Название | Черный ветер, белый снег. Новый рассвет национальной идеи |
---|---|
Автор произведения | Чарльз Кловер |
Жанр | Публицистика: прочее |
Серия | |
Издательство | Публицистика: прочее |
Год выпуска | 2016 |
isbn | 978-5-86471-754-7 |
Семнадцать месяцев кричу,
Зову тебя домой.
Кидалась в ноги палачу –
Ты сын и ужас мой.
Все перепуталось навек,
И мне не разобрать
Теперь, кто зверь, кто человек,
И долго ль казни ждать.
И только пышные цветы,
И звон кадильный, и следы
Куда-то в никуда.
И прямо мне в глаза глядит
И скорой гибелью грозит
Огромная звезда.
При советском режиме, который поднимал на щит самоотверженный коллективизм, гражданственность и громогласных героев-богатырей, ахматовская поэзия одинокой любви, отчаяния, сердечной тоски и нежности была «антигосударственной». Тем более странным выглядит парадокс: свою личную жизнь она бесстрашно превратила в публичное событие. Льва, героя «Реквиема», это смущало, он часто напоминал, что хотя в поэме оплакивается его надвигающаяся гибель, на самом деле стихи эти написаны о ней самой. Трагедии Ахматовой становились публичным достоянием, и Лев Гумилев полагал, что страдания своих близких, в том числе его несчастье, она переживала прежде всего как собственный крест.

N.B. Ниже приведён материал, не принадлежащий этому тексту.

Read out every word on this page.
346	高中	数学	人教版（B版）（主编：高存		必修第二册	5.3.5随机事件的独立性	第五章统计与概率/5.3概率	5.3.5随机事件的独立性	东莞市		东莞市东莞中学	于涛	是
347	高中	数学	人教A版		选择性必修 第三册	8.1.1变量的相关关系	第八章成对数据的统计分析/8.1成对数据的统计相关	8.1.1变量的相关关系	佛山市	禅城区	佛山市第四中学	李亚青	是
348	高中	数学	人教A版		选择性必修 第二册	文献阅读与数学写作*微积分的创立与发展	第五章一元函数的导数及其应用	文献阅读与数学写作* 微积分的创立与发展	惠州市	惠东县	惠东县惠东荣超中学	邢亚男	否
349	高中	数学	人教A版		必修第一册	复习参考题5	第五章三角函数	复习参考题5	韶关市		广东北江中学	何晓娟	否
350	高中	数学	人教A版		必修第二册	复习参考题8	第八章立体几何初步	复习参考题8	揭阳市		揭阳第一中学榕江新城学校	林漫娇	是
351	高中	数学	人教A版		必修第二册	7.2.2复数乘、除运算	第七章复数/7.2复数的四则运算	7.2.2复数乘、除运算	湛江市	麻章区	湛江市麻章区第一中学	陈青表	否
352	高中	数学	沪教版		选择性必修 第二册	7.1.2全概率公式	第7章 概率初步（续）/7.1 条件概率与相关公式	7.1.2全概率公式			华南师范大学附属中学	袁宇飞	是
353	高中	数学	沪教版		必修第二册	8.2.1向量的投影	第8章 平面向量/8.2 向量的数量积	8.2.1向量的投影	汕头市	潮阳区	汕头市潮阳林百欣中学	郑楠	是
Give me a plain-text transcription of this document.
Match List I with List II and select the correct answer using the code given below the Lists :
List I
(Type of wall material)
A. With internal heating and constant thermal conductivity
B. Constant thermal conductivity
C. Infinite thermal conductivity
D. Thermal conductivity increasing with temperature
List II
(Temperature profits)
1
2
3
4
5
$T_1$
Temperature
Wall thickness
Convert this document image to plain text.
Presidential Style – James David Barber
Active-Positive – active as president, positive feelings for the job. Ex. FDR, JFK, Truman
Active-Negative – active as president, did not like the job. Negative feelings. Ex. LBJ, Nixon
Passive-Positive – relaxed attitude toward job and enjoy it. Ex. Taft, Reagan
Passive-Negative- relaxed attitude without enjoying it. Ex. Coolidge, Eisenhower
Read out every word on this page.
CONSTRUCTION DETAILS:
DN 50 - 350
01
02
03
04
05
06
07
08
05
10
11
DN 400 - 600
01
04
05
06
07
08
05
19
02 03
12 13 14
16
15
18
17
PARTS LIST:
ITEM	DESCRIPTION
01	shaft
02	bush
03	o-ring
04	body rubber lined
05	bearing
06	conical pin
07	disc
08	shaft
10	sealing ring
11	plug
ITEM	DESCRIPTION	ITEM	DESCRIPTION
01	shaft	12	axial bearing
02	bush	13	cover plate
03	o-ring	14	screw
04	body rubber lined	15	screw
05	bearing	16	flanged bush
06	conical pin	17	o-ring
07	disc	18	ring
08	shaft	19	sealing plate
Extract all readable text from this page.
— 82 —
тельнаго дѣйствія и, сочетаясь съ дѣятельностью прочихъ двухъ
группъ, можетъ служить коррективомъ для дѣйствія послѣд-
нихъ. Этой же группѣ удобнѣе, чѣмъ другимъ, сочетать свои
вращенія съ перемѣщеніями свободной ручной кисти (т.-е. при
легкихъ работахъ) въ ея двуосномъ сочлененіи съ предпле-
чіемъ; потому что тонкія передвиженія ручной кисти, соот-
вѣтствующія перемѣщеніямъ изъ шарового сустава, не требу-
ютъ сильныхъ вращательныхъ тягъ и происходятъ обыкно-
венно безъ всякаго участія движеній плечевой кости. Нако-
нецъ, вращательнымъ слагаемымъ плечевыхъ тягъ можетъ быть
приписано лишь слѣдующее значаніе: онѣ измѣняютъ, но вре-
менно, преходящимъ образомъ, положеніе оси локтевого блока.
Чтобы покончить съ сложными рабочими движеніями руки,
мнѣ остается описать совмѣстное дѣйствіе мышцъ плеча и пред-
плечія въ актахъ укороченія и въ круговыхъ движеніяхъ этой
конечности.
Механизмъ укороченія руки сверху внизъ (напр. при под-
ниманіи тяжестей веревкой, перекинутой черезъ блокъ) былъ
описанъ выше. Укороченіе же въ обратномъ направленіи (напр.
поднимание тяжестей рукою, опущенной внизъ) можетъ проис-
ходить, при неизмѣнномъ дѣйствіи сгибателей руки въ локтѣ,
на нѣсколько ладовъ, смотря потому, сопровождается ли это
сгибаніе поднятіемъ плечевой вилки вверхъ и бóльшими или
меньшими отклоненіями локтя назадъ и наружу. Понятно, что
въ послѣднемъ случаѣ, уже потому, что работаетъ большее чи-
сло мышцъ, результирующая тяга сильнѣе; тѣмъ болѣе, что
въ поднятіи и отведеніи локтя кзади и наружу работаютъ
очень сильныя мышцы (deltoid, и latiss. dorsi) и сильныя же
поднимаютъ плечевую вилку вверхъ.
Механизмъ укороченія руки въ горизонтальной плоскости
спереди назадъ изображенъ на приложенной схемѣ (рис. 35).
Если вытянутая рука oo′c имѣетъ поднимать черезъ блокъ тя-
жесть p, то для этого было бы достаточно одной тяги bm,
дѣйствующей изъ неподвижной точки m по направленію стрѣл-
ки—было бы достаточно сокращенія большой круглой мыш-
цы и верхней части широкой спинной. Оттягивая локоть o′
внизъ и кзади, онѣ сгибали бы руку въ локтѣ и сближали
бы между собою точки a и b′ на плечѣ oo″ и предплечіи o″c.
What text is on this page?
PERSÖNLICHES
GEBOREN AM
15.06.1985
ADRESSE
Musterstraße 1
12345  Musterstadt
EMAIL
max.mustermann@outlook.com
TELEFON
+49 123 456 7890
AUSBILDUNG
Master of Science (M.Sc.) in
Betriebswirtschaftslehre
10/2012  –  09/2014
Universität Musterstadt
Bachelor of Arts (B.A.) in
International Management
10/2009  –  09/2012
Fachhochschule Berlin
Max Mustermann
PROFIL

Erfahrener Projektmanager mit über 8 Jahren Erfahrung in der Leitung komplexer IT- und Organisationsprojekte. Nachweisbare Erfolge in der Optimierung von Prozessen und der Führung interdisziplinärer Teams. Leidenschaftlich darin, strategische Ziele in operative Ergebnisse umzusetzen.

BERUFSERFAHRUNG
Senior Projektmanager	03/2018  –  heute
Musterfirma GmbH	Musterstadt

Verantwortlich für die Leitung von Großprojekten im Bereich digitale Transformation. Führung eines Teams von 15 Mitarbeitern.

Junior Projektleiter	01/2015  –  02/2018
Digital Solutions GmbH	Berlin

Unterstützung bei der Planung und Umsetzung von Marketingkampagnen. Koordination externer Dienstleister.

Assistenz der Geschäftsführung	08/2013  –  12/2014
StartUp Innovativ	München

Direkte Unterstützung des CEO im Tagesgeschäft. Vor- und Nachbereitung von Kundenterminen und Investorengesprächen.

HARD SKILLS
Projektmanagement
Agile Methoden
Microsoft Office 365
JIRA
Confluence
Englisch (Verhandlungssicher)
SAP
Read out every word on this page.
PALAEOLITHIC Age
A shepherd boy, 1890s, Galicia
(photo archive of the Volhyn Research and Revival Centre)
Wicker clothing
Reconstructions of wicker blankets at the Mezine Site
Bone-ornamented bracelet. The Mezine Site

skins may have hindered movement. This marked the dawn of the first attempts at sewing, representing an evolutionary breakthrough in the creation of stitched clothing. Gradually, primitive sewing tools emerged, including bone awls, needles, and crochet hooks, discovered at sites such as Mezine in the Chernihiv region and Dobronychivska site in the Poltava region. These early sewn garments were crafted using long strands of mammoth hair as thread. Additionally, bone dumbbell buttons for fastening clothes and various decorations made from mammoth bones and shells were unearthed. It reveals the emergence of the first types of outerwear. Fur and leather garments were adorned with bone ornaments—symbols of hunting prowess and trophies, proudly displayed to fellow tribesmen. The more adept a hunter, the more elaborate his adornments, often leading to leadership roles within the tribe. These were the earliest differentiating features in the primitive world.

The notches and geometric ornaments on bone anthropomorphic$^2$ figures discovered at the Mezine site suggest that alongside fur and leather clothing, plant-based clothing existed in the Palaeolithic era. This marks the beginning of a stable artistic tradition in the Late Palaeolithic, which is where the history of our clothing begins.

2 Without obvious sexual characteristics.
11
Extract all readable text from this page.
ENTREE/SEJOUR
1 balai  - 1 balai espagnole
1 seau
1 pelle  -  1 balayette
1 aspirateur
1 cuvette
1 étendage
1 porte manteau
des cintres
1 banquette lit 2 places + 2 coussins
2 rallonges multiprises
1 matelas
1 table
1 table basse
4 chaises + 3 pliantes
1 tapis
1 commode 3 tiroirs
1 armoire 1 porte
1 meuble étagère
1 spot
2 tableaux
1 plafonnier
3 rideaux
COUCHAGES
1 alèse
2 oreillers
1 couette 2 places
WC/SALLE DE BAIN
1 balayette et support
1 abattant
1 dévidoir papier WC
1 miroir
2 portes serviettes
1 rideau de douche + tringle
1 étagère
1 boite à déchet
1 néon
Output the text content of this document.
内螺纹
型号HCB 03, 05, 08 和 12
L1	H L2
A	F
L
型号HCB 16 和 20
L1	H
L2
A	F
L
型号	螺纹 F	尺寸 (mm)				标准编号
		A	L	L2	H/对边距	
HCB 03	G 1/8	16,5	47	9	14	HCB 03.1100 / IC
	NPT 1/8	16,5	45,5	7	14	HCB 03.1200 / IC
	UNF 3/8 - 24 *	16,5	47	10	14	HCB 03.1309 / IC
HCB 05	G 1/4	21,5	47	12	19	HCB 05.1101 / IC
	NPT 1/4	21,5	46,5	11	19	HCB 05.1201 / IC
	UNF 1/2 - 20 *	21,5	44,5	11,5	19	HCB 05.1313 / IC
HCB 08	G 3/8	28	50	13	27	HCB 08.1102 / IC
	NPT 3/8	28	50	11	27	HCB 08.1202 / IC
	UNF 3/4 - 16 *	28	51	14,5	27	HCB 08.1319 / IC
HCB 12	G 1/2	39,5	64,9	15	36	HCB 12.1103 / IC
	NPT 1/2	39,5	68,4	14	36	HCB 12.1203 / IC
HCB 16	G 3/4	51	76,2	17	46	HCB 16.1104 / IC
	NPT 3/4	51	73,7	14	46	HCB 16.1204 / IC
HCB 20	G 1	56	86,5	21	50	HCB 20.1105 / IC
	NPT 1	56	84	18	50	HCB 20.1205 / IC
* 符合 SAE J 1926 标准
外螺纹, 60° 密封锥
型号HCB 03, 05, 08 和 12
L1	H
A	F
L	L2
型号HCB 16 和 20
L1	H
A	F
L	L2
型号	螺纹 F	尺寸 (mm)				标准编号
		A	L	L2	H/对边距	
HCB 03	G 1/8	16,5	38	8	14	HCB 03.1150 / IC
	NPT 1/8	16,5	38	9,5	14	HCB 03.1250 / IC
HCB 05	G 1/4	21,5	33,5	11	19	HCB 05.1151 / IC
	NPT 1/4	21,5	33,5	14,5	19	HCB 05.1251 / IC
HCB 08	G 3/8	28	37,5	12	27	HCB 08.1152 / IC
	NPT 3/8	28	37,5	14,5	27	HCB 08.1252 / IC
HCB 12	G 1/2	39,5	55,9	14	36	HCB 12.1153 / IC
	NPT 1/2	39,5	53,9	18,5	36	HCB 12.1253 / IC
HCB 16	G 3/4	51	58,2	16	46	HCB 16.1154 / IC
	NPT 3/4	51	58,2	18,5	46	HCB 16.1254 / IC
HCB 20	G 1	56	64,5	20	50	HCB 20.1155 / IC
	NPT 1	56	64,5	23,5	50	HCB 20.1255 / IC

Ахматова стала одним из самых влиятельных русских интеллектуалов XX века, совестью народа в те страшные годы сталинизма. Сын вынужден был делить мать со всей страной. Она была и величайшей его гордостью, и его страшным проклятием. Лев часто повторял, что из двух лагерных сроков первый он отбыл за папу, второй за маму. В первый раз его арестовали за отца-мученика, во второй раз, в чем он был неколебимо убежден, взяли заложником, чтобы гарантировать послушание Ахматовой. «Будь я не ее сыном, а сыном простой бабы, я был бы… процветающим советским профессором», – писал он из тюрьмы 25 марта 1955 года Эмме Герштейн.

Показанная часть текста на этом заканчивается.